L'Iran ieri ha voltato le spalle al suo alleato e protetto, lanciato in un rovinoso tentativo di golpe, benedicendo la nomina del suo successore Haider al Abadi, indicato dal presidente curdo Fouad Masum: questa è la svolta più attesa e forse decisiva per tentare di rimettere ordine nel caos che regna nella capitale irachena assediata dal Califfato.

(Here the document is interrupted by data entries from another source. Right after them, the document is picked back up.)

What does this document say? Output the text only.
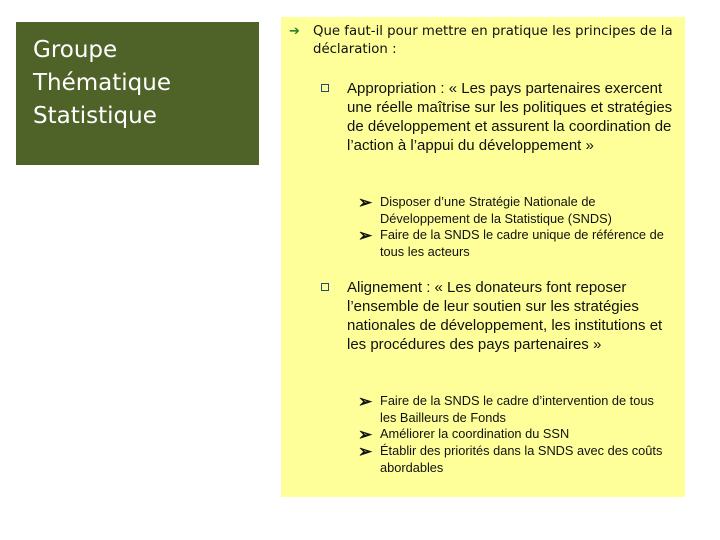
Groupe
Thématique
Statistique

➔ Que faut-il pour mettre en pratique les principes de la déclaration :
Appropriation : « Les pays partenaires exercent une réelle maîtrise sur les politiques et stratégies de développement et assurent la coordination de l’action à l’appui du développement »
➢ Disposer d’une Stratégie Nationale de Développement de la Statistique (SNDS)
➢ Faire de la SNDS le cadre unique de référence de tous les acteurs
Alignement : « Les donateurs font reposer l’ensemble de leur soutien sur les stratégies nationales de développement, les institutions et les procédures des pays partenaires »
➢ Faire de la SNDS le cadre d’intervention de tous les Bailleurs de Fonds
➢ Améliorer la coordination du SSN
➢ Établir des priorités dans la SNDS avec des coûts abordables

Il verdetto iraniano è venuto da Ali Shamkhani, segretario del potente Consiglio di sicurezza nazionale - rappresentante della Guida Suprema Ali Khamenei e in ottimi rapporti con il presidente Hassan Rohani - che si è pubblicamente congratulato per la scelta dell'ingegnere Haider Abadi, un altro sciita, già ministro e attuale vice speaker del Parlamento, che era stato sostenuto a spada tratta dagli Stati Uniti, profondamente delusi da Maliki e assai irritati perché l'ex premier due giorni fa aveva fatto schierare minacciosamente le forze speciali a pochi passi dall'ambasciata americana nella Green Zone. Un affronto insostenibile per Washington che aveva chiesto più volte a Nouri al Maliki di trovare una soluzione politica alla crisi irachena includendo nel governo esponenti della minoranza sunnita, esasperata e insofferente nei confronti del premier e il cui appoggio in questo momento è strategico per sottrarre consensi e sostegno all'avanzata dei jihadisti.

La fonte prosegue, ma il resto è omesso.